Aligning neural network representations with human similarity judgments

Recent research in the space of representation learning has demonstrated the usefulness of aligning neural network representations with human similarity judgments for both machine learning (ML) downstream tasks and the Cognitive Sciences (see here, here, and here for references). While harmonized models or models fine-tuned using the DreamSim objective are models whose weights were trained or fine-tuned to be human-aligned (and as such count as aligned models), there are ways to separate alignment from (pre-)training and post-align the features of a base model (such as CLIP) while preserving the representation structure of the base model.

gLocal

If you want to post-align the extracted representations with human object similarity according to the approach introduced in Improving neural network representations using human similiarty judgments you can optionally align the extracted features using the following method:

aligned_features = extractor.align(
    features=features
    module_name=module_name,
    alignment_type="gLocal",
)

Since that kind of alignment simply applies an affine transformation to a model’s representation space, it is computationally incredibly cheap. For now, representational alignment is only implemented for gLocal and for the following list of models: clip_RN50, clip_ViT-L/14, OpenCLIP_ViT-L-14_laion400m_e32, OpenCLIP_ViT-L-14_laion2b_s32b_b82k dinov2-vit-base-p14, dinov2-vit-large-p14, dino-vit-base-p16, dino-vit-base-p8, resnet18, resnet50, vgg16, alexnet. However, we intend to extend both the type of representational alignment and the range of models in future versions of thingsvision.

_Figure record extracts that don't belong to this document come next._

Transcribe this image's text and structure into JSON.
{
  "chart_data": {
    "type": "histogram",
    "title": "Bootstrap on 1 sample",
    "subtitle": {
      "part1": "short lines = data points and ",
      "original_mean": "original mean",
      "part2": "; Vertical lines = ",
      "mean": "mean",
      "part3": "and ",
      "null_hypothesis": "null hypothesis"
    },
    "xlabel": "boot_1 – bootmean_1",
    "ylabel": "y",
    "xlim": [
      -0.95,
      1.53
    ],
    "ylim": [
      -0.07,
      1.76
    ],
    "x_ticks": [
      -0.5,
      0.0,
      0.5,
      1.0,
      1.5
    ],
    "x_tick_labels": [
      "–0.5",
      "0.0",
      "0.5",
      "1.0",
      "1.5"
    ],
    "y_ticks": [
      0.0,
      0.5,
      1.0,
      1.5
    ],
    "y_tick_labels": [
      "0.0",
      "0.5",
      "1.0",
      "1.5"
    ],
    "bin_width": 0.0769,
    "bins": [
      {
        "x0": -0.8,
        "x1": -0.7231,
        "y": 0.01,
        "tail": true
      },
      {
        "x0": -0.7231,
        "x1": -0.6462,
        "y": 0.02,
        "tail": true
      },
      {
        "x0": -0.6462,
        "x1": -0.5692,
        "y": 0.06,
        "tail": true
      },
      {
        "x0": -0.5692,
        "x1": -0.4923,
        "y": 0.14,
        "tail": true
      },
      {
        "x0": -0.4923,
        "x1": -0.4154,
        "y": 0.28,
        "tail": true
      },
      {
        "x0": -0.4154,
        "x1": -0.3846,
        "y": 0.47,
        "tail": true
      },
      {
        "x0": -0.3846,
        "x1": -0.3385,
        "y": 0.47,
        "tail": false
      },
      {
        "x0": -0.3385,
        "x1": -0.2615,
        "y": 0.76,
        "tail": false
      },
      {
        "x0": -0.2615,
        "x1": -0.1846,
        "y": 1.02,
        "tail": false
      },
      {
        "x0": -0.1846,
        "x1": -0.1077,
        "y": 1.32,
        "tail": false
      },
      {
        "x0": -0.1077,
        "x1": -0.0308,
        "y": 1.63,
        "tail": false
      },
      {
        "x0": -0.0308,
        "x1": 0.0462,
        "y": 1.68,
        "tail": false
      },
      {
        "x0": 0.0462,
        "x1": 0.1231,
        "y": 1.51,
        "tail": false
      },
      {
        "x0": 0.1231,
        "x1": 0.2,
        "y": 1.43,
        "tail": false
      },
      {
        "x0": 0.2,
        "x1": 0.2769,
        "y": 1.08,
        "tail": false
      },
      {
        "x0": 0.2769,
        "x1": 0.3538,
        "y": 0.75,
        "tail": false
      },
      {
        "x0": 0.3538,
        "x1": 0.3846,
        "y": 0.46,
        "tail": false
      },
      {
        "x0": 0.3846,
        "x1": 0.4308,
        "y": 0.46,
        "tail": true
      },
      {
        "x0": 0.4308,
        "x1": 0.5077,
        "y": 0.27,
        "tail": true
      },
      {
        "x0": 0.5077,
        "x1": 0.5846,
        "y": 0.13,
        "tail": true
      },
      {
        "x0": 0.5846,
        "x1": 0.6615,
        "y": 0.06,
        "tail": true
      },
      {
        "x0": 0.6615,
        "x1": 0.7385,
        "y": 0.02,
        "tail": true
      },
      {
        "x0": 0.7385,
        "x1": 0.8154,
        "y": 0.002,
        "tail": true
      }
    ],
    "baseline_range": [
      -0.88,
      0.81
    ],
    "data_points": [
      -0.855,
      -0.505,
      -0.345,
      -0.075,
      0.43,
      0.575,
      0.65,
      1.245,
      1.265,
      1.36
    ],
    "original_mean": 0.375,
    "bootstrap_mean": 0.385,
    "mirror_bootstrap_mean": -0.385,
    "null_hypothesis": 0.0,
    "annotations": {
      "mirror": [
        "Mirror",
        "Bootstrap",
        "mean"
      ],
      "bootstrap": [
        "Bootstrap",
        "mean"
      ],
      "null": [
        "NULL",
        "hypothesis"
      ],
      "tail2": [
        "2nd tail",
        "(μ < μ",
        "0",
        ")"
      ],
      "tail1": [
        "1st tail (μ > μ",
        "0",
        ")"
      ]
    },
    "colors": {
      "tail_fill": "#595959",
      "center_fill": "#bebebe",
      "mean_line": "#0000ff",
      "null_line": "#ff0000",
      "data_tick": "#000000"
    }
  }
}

Caution: For the ImageNet-trained models resnet18, resnet50, vgg16, and alexnet gLocal does not achieve a best-of-both-worlds-representation for ML downstream tasks and human alignment. While gLocal significantly improves alignment with human similarity judgments for these models, it deteriorates their ML downstream task performance (such as few-shot learning and out-of-distribution detection). Hence, it does not transform the features into a best-of-both-worlds-represenation space as it does for CLIP-like models. If you are not interested in ML downstream task performance, you can safely ignore this.